Terapia del dolore, open day negli ospedali di San Donà e Portogruaro: oltre 50 prestazioni
Negli ambulatori ULSS 4 effettuate 40 visite in lista d’attesa e 15 trattamenti. In aumento la domanda di cure per il dolore cronico.
SAN DONÀ DI PIAVE - Più di 50 prestazioni tra visite e trattamenti contro il dolore cronico sono state effettuate negli ospedali di San Donà di Piave e Portogruaro durante il primo open day di terapia antalgica promosso dall’ULSS 4 Veneto Orientale. La giornata ha permesso di eseguire 40 visite su pazienti in lista d’attesa e 15 trattamenti antalgici mirati, con l’obiettivo di dare una risposta rapida a chi convive con patologie dolorose persistenti e invalidanti.
L’iniziativa si è svolta negli ambulatori dei due ospedali con due équipe di medici specialisti affiancate dal personale infermieristico. Per tutta la giornata sono stati visitati o trattati pazienti con dolore cronico da moderato a severo, una condizione che può incidere in modo pesante sulla vita quotidiana e sull’autonomia personale.
Le patologie trattate negli ambulatori
La terapia antalgica è rivolta in particolare a persone affette da fibromialgia, artrite, endometriosi, disturbi osteo-articolari, neuropatie come la nevralgia post-erpetica, emicrania e cefalea cronica. Tra gli ambiti seguiti rientra anche il dolore oncologico, affrontato in sinergia con le cure palliative.
Secondo la direttrice della UOC Anestesia e Rianimazione dell’ULSS 4, Elena Momesso, il trattamento del dolore non riguarda solo l’aspetto clinico, ma incide direttamente sulla qualità della vita e sulla possibilità per il paziente di recuperare autonomia nelle attività di ogni giorno.
Cresce la richiesta di terapia del dolore
Il dato che emerge dall’ULSS 4 conferma una domanda in aumento. Nel 2025 l’azienda sanitaria del Veneto Orientale ha erogato circa 20mila prestazioni di terapia antalgica tra visite e terapie, in crescita rispetto alle 15mila registrate nel 2023. Un incremento che viene collegato sia a una maggiore attenzione clinica verso la cura del dolore, sia all’aumento dell’età media della popolazione nel territorio.

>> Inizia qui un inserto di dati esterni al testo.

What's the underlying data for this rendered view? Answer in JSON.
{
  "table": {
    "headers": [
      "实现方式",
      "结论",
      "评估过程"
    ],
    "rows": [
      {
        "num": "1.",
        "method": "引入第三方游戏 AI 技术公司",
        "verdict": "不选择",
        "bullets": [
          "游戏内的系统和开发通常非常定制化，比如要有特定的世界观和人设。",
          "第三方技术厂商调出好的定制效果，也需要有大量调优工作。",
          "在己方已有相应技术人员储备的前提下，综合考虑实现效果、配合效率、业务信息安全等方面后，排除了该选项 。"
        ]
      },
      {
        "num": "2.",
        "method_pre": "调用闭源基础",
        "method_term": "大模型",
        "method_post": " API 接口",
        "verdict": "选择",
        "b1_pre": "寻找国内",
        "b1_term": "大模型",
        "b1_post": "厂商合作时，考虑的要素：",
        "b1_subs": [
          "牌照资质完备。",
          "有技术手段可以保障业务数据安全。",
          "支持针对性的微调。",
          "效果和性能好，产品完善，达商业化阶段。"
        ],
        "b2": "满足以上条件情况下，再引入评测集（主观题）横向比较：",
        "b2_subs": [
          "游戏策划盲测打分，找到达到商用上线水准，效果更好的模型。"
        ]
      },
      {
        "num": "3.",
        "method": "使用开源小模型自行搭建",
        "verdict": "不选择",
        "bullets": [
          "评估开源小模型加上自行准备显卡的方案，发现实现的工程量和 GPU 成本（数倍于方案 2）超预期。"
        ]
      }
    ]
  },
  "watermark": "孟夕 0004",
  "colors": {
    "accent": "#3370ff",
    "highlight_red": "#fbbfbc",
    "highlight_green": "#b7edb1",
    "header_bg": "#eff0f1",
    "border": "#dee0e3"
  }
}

Il dirigente medico della UOC Anestesia e Rianimazione Pietro Di Mari ha spiegato che il paziente con dolore cronico necessita di un approccio multidisciplinare, nel quale possono entrare in gioco competenze diverse: dal supporto psicologico all’attività fisica, fino alla valutazione neurologica nei casi legati a patologie del sistema nervoso.
I numeri del dolore cronico in Italia
La necessità di rafforzare questo tipo di servizio si inserisce in un quadro nazionale molto ampio. Secondo i dati richiamati dall’ULSS 4, in Italia sono 13 milioni le persone che soffrono di dolore cronico, soprattutto nella fascia d’età tra i 46 e i 60 anni, con conseguenze anche sulla vita lavorativa.
Per il direttore generale dell’ULSS 4 Carlo Bramezza, l’aumento delle attività conferma che la cura del dolore è una priorità sanitaria e che iniziative come l’open day possono contribuire a ridurre i tempi di attesa e a rendere più accessibile un percorso di cura considerato essenziale.
All’open day erano presenti, oltre al direttore generale Carlo Bramezza, anche Alessandra Cappelletto, direttrice della Direzione medico ospedaliera, il vicesindaco di San Donà di Piave Alessandro Meneguz e il consigliere regionale del Veneto Matteo Baldan.